The dataset preprocessing relies exclusively on LiDAR data (KITTI benchmark). For generalization, augmentation procedures apply vertical re-binning and reflectance jittering, exposing the network to local ground variations and preventing memorization of specific environments. The channel-space augmentation preserves reflectance associations, as pixel-wise i.i.d. noise proved detrimental to AP.

The training regime uses SGD with warmup and cosine annealing, distributed data parallelism, and automatic mixed precision. Non-maximum suppression thresholds are tuned for efficient runtime operation.

Numerical Results and Comparative Performance

TriBand-BEV achieves 58.72%, 52.68%, and 47.27% pedestrian BEV AP (easy/moderate/hard) on KITTI, at 49 FPS on a single consumer GPU. These results exceed Complex-YOLO BEV AP by +12.64%, +7.59%, and +3.07% respectively.

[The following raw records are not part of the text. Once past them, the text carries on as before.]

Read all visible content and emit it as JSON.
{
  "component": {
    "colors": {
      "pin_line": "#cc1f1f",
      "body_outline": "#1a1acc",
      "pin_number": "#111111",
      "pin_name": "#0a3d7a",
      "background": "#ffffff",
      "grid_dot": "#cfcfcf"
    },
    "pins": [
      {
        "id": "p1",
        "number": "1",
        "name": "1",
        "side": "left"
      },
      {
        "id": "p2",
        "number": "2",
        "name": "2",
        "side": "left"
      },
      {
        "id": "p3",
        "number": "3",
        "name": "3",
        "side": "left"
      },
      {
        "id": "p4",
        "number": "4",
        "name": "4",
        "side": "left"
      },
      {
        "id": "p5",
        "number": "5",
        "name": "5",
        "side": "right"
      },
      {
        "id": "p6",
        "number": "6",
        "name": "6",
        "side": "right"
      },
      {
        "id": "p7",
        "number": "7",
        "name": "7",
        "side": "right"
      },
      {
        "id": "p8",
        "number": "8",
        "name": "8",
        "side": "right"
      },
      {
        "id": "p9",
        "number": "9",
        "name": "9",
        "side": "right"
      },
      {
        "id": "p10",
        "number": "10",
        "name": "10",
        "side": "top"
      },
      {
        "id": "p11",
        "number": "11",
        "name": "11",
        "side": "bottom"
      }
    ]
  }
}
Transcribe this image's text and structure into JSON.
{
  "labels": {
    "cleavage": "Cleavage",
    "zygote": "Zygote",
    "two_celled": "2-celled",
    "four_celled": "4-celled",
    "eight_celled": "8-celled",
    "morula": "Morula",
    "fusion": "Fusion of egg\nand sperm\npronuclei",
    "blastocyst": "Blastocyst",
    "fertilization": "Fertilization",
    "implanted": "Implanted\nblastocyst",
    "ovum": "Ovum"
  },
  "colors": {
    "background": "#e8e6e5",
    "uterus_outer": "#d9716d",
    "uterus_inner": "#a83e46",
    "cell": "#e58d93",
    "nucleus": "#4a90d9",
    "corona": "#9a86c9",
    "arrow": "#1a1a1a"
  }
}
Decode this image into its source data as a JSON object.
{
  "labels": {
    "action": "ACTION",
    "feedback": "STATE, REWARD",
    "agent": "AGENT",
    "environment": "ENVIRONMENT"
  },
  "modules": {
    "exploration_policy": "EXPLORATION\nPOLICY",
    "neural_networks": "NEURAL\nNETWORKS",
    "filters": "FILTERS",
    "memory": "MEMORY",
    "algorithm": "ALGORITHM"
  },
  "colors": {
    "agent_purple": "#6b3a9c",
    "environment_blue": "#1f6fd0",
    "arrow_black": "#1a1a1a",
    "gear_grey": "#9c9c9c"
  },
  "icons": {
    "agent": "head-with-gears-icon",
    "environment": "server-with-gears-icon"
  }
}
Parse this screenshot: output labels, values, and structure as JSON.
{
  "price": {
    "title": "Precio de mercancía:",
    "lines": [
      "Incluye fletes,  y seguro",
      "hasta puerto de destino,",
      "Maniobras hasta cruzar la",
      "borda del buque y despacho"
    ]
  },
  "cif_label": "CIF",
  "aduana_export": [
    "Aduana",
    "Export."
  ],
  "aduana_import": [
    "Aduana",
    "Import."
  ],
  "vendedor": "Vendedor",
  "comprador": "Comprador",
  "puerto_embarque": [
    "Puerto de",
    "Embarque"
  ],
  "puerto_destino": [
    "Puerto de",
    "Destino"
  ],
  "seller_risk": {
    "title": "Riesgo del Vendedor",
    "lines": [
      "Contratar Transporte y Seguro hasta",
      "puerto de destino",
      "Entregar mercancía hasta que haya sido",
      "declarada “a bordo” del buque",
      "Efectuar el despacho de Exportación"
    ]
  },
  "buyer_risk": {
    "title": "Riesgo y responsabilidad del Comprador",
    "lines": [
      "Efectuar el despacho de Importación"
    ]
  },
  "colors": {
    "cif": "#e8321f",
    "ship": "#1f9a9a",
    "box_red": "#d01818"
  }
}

The model also achieves strong car and cyclist detection, with BEV APs of 81.74% (car/easy) and 57.9% (cyclist/easy). Increasing feature resolution in the neck yields the most substantial accuracy improvements for pedestrians and cyclists, as evidenced by the ablation study.

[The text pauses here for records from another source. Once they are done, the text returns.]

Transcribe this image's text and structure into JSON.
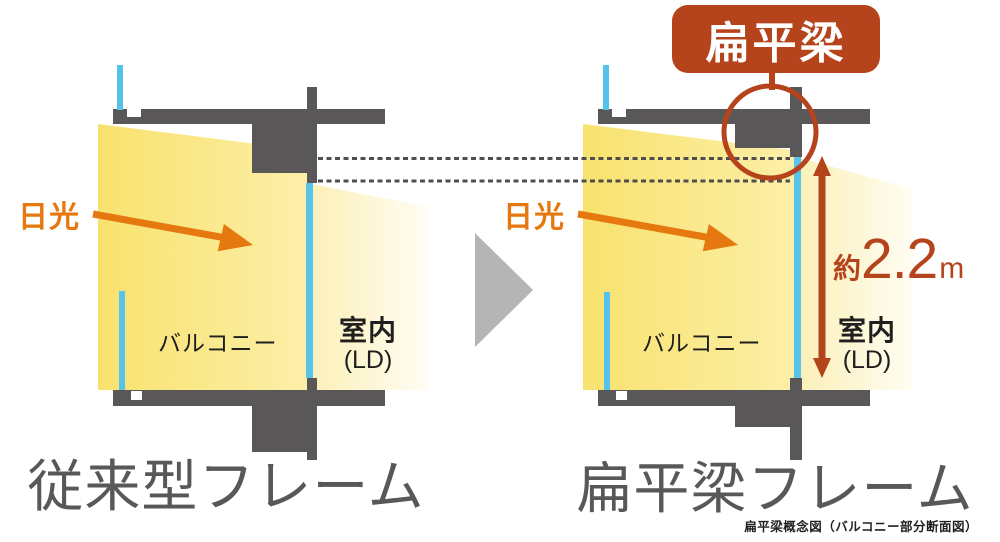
{
  "caption": "扁平梁概念図（バルコニー部分断面図）",
  "left_panel": {
    "title": "従来型フレーム",
    "sunlight": "日光",
    "balcony": "バルコニー",
    "room": "室内",
    "room_sub": "(LD)"
  },
  "right_panel": {
    "title": "扁平梁フレーム",
    "sunlight": "日光",
    "balcony": "バルコニー",
    "room": "室内",
    "room_sub": "(LD)",
    "flat_beam_callout": "扁平梁",
    "ceiling_height": {
      "prefix": "約",
      "value": "2.2",
      "unit": "m"
    }
  },
  "colors": {
    "structure_gray": "#595757",
    "glass_blue": "#56c3ea",
    "sun_orange": "#e5780f",
    "sunlight_yellow": "#f8e26e",
    "sunlight_pale": "#fffdf4",
    "accent_brick": "#b5431c",
    "transition_arrow_gray": "#b5b5b5",
    "text_dark": "#1f1f1f"
  }
}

The entire pipeline operates with 8.8M parameters and maintains real-time inference. The bidirectional high-resolution neck improves recall and localization for small objects (notably pedestrians), with low pedestrian false positives in cluttered urban scenes. Per-class performance degrades for smaller objects at distances exceeding 30m, tied to reduced LiDAR point density, but remains robust for cars owing to denser returns.

Practical and Theoretical Implications

TriBand-BEV underscores the feasibility of lightweight BEV-based detection for embedded robotic systems where compute and power are constrained. The encoding scheme maximizes geometric informativeness while minimizing data dimensionality and latency, making it suitable for onboard deployment. The bidirectional fusion approach demonstrates that high-resolution spatial cues are indispensable for small-object detection, challenging the reliance on coarse features in standard FPNs for BEV inputs.

These innovations provide a template for further research into height-aware BEV encoding and efficient feature fusion for 3D perception in real-world robotic environments. Future developments may include integrating lightweight height refinement networks within object footprints to improve vertical localization without significantly increasing computational overhead.

Theoretically, this work illustrates the impact of encoding design on object separability and detection accuracy, and suggests that compact multi-band representations can outperform conventional density-based or single-height projections in BEV for certain object classes.

Conclusion

TriBand-BEV presents a LiDAR-only detection pipeline that recasts 3D object detection into a 2D BEV formulation augmented with height-aware encoding and bidirectional high-resolution feature fusion. The approach delivers strong numerical gains in pedestrian detection accuracy relative to prior BEV-based methods, with real-time throughput and robust performance under occlusion and clutter. This balance of accuracy and efficiency establishes a new practical baseline for onboard robotic perception. The theoretical underpinnings in encoding and feature aggregation signal opportunities for further advances in small object detection and real-time 3D perception.